Govt May Ease Restrictions on FDI by Joint Ventures

The government of India is likely to ease restrictions on foreign direct investment by joint ventures (JV’s) or wholly-owned subsidiaries (WOS) of an Indian firm without terming such investments as “suspect” involving ‘round tripping’ of funds. These new norms come in an attempt to ease the inflow of overseas funds into genuine and legitimate business activities.

As per the existing legal framework of Foreign Exchange Management Act (FEMA), foreign direct investment by an overseas joint venture or wholly-owned subsidiary of an Indian party is not permitted without a prior approval from the Reserve Bank of India. There are restrictions in place for Indian entities (individual or company) who want to undertake overseas direct investment or ODI in a foreign entity which already has existing FDI investments in India.

According to officials, there new norms will be introduced soon in existing overseas direct investment.

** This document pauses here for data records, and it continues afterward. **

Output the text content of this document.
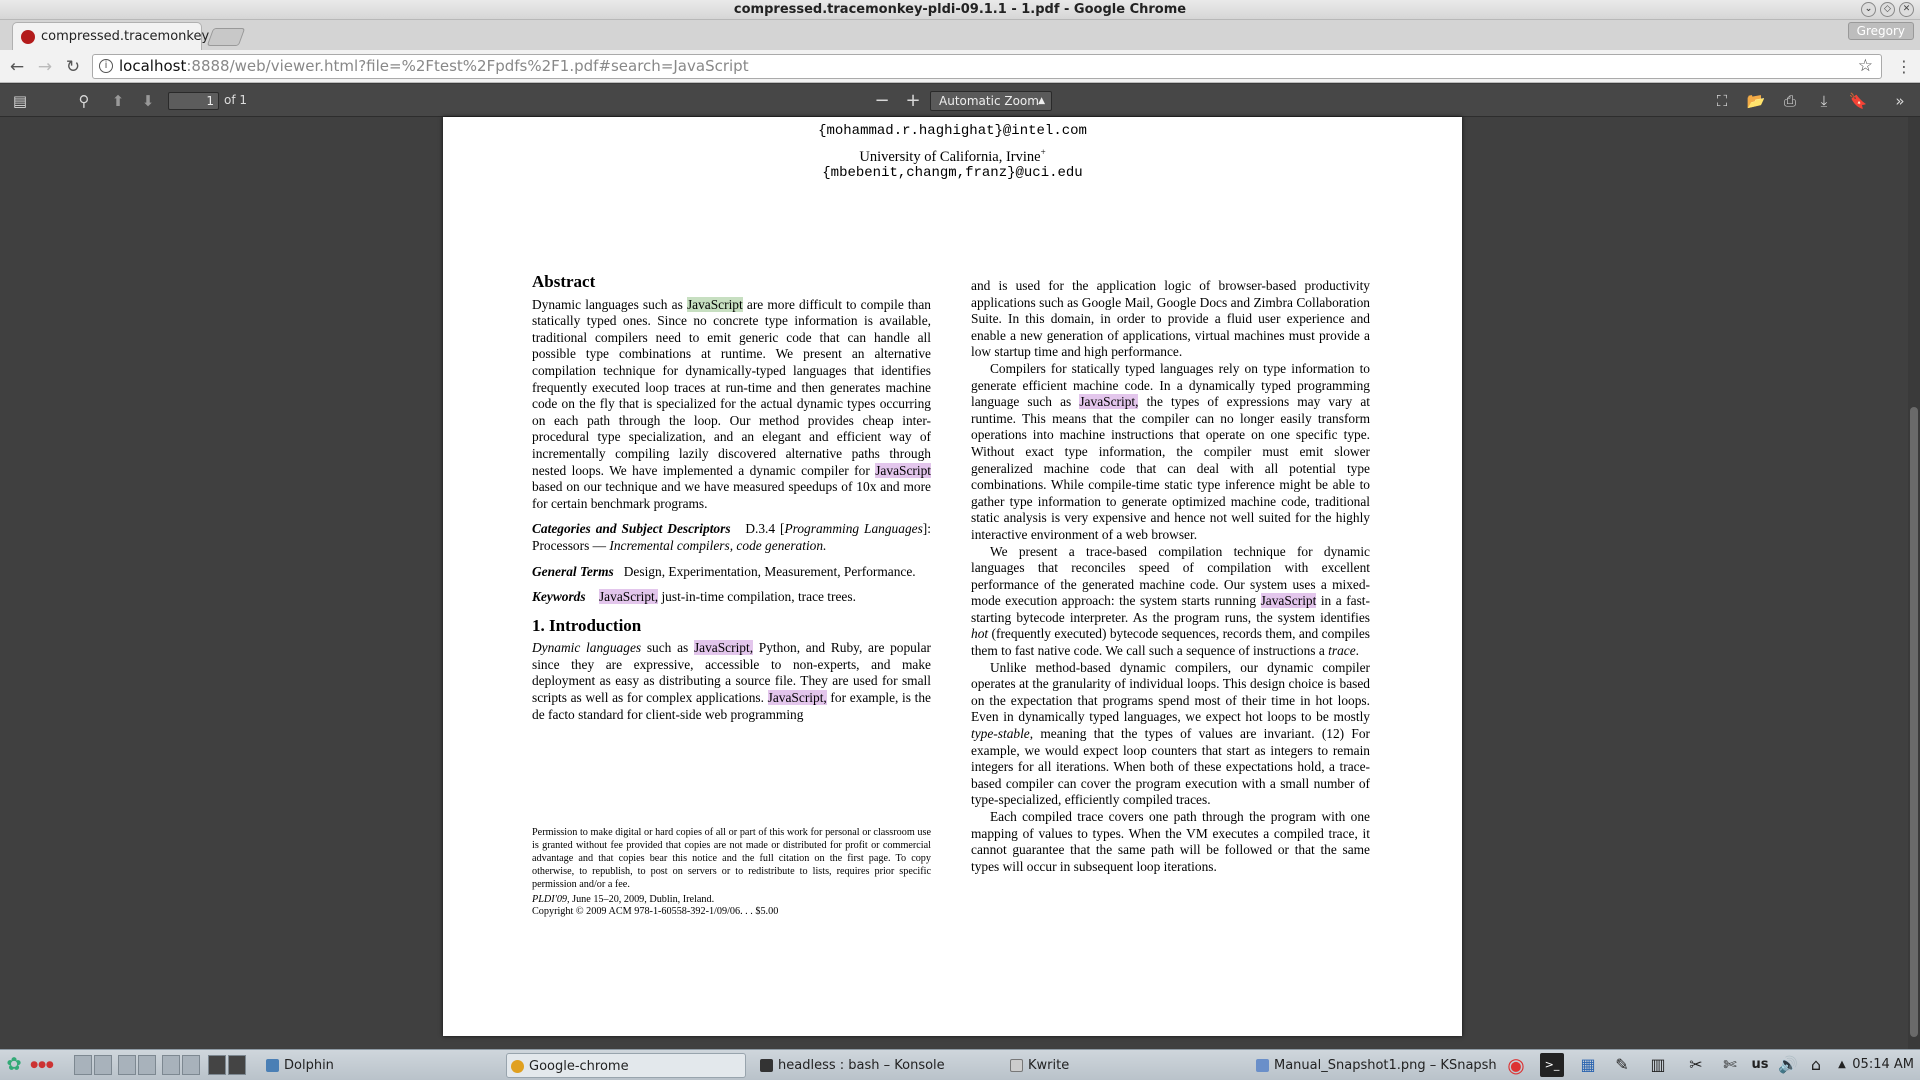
compressed.tracemonkey-pldi-09.1.1 - 1.pdf - Google Chrome	⌄	◇	✕
compressed.tracemonkey	Gregory
← → ↻	i localhost:8888/web/viewer.html?file=%2Ftest%2Fpdfs%2F1.pdf#search=JavaScript	☆ ⋮
▤	⚲	⬆ ⬇	1 of 1	− +	Automatic Zoom ▲	⛶	📂 ⎙	⤓	🔖	»
{mohammad.r.haghighat}@intel.com
University of California, Irvine+
{mbebenit,changm,franz}@uci.edu
Abstract

Dynamic languages such as JavaScript are more difficult to compile than statically typed ones. Since no concrete type information is available, traditional compilers need to emit generic code that can handle all possible type combinations at runtime. We present an alternative compilation technique for dynamically-typed languages that identifies frequently executed loop traces at run-time and then generates machine code on the fly that is specialized for the actual dynamic types occurring on each path through the loop. Our method provides cheap inter-procedural type specialization, and an elegant and efficient way of incrementally compiling lazily discovered alternative paths through nested loops. We have implemented a dynamic compiler for JavaScript based on our technique and we have measured speedups of 10x and more for certain benchmark programs.

Categories and Subject Descriptors D.3.4 [Programming Languages]: Processors — Incremental compilers, code generation.

General Terms Design, Experimentation, Measurement, Performance.

Keywords JavaScript, just-in-time compilation, trace trees.

1. Introduction

Dynamic languages such as JavaScript, Python, and Ruby, are popular since they are expressive, accessible to non-experts, and make deployment as easy as distributing a source file. They are used for small scripts as well as for complex applications. JavaScript, for example, is the de facto standard for client-side web programming

Permission to make digital or hard copies of all or part of this work for personal or classroom use is granted without fee provided that copies are not made or distributed for profit or commercial advantage and that copies bear this notice and the full citation on the first page. To copy otherwise, to republish, to post on servers or to redistribute to lists, requires prior specific permission and/or a fee.

PLDI'09, June 15–20, 2009, Dublin, Ireland.

Copyright © 2009 ACM 978-1-60558-392-1/09/06. . . $5.00

and is used for the application logic of browser-based productivity applications such as Google Mail, Google Docs and Zimbra Collaboration Suite. In this domain, in order to provide a fluid user experience and enable a new generation of applications, virtual machines must provide a low startup time and high performance.

Compilers for statically typed languages rely on type information to generate efficient machine code. In a dynamically typed programming language such as JavaScript, the types of expressions may vary at runtime. This means that the compiler can no longer easily transform operations into machine instructions that operate on one specific type. Without exact type information, the compiler must emit slower generalized machine code that can deal with all potential type combinations. While compile-time static type inference might be able to gather type information to generate optimized machine code, traditional static analysis is very expensive and hence not well suited for the highly interactive environment of a web browser.

We present a trace-based compilation technique for dynamic languages that reconciles speed of compilation with excellent performance of the generated machine code. Our system uses a mixed-mode execution approach: the system starts running JavaScript in a fast-starting bytecode interpreter. As the program runs, the system identifies hot (frequently executed) bytecode sequences, records them, and compiles them to fast native code. We call such a sequence of instructions a trace.

Unlike method-based dynamic compilers, our dynamic compiler operates at the granularity of individual loops. This design choice is based on the expectation that programs spend most of their time in hot loops. Even in dynamically typed languages, we expect hot loops to be mostly type-stable, meaning that the types of values are invariant. (12) For example, we would expect loop counters that start as integers to remain integers for all iterations. When both of these expectations hold, a trace-based compiler can cover the program execution with a small number of type-specialized, efficiently compiled traces.

Each compiled trace covers one path through the program with one mapping of values to types. When the VM executes a compiled trace, it cannot guarantee that the same path will be followed or that the same types will occur in subsequent loop iterations.

✿ ●●●	Dolphin	Google-chrome	headless : bash – Konsole	Kwrite	Manual_Snapshot1.png – KSnapsh ◉	>_ ▦	✎	▥	✂	✄	us 🔊 ⌂	▲ 05:14 AM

New norms will put such investments (FDI and ODI) under the automatic route.

Under the automatic route for foreign investments, no prior approval from the government and concerned ministries is required.

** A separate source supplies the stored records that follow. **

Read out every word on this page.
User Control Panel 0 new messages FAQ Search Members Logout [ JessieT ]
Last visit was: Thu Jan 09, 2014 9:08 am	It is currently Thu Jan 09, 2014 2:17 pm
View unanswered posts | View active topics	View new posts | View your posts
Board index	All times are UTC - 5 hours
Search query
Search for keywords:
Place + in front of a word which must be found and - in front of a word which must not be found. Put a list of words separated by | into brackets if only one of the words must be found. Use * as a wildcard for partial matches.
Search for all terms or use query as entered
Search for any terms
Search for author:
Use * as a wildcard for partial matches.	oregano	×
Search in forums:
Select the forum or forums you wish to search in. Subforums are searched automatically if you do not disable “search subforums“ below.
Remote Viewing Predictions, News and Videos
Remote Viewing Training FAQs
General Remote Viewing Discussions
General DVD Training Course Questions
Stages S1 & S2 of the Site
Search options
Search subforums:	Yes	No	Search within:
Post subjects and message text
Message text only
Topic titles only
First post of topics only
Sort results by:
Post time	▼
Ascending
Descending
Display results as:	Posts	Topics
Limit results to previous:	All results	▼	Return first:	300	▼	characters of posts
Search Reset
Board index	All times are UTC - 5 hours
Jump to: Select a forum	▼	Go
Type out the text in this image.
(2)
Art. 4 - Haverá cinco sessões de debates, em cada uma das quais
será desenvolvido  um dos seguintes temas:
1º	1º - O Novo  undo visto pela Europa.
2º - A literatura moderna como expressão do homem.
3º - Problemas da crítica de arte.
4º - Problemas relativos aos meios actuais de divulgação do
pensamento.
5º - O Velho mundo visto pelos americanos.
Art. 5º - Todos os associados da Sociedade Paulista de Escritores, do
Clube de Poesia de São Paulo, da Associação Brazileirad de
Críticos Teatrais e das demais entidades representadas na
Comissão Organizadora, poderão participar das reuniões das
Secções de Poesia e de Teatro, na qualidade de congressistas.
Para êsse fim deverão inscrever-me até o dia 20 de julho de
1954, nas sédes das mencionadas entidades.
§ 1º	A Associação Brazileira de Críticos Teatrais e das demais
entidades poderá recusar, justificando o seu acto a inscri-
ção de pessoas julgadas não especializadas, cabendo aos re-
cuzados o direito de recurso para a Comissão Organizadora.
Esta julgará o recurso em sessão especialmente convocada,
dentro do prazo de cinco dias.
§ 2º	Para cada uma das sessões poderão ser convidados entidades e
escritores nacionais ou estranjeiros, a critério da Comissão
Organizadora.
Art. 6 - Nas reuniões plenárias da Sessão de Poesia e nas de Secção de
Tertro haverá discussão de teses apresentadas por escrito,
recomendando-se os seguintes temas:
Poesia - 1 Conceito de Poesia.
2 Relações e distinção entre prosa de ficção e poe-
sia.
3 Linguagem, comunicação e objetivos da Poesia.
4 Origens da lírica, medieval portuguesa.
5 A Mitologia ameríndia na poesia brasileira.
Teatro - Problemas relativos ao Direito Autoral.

In trying times of economic slowdown and the resultant lack of investment by the corporate sector, these norms are critical. The strict policies adopted by the Reserve Bank of India (RBI) in order to prevent ‘round tripping’ have visibly had an impact on Indian companies which have made ODI outside India with an aim if attracting FDI in India.

As per sources, the Department for Promotion of Industry and Internal Trade (DPITT) is also analysing the report before finalizing changes.

This year has introduced several reforms in terms of foreign direct investments. After a dip in FDI equity inflows of 1 per cent, the government of India sanctioned several reforms in FDI norms across various sectors of the economy, including digital media, single brand retail, contract manufacturing, coal mining, and aviation.